In the U.S., expectations that the Federal Reserve will pause in its interest hikes in a decision on Wednesday were bolstered by U.S. data indicating consumer prices barely rose in May and the annual increase in inflation was the smallest in more than two years.
"CPI data today was the key deciding point in terms of what the Fed does," said Ankit Gheedia, head of equity and derivatives strategy at BNP Paribas (EPA:BNPP).
"We saw softness in core services, which is probably what is driving markets up quite strongly."
The European Central Bank is widely expected to raise rates by 25 basis points on Thursday, while the Bank of England is also seen delivering a similar-sized rate hike next week.

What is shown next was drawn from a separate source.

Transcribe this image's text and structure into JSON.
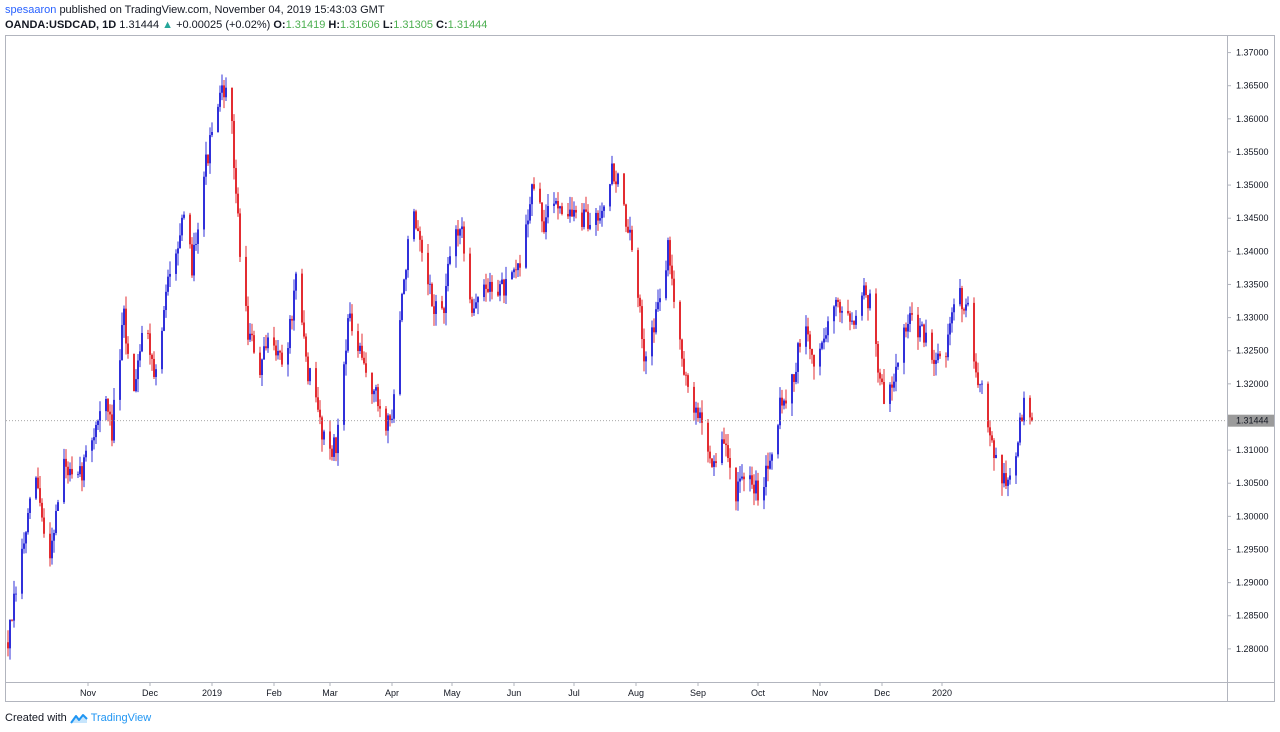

Among individual UK movers, online trading platform CMC Markets fell 2.5% after flagging a hit to first-quarter net operating income, while housebuilder Bellway (LON:BWY) lost 2.9% after flagging a renewed slowdown on concerns over higher mortgage rates.
Admiral Group (LON:ADML) lost 5.1% after Citigroup (NYSE:C) downgraded the motor insurer's rating to "sell" from "neutral".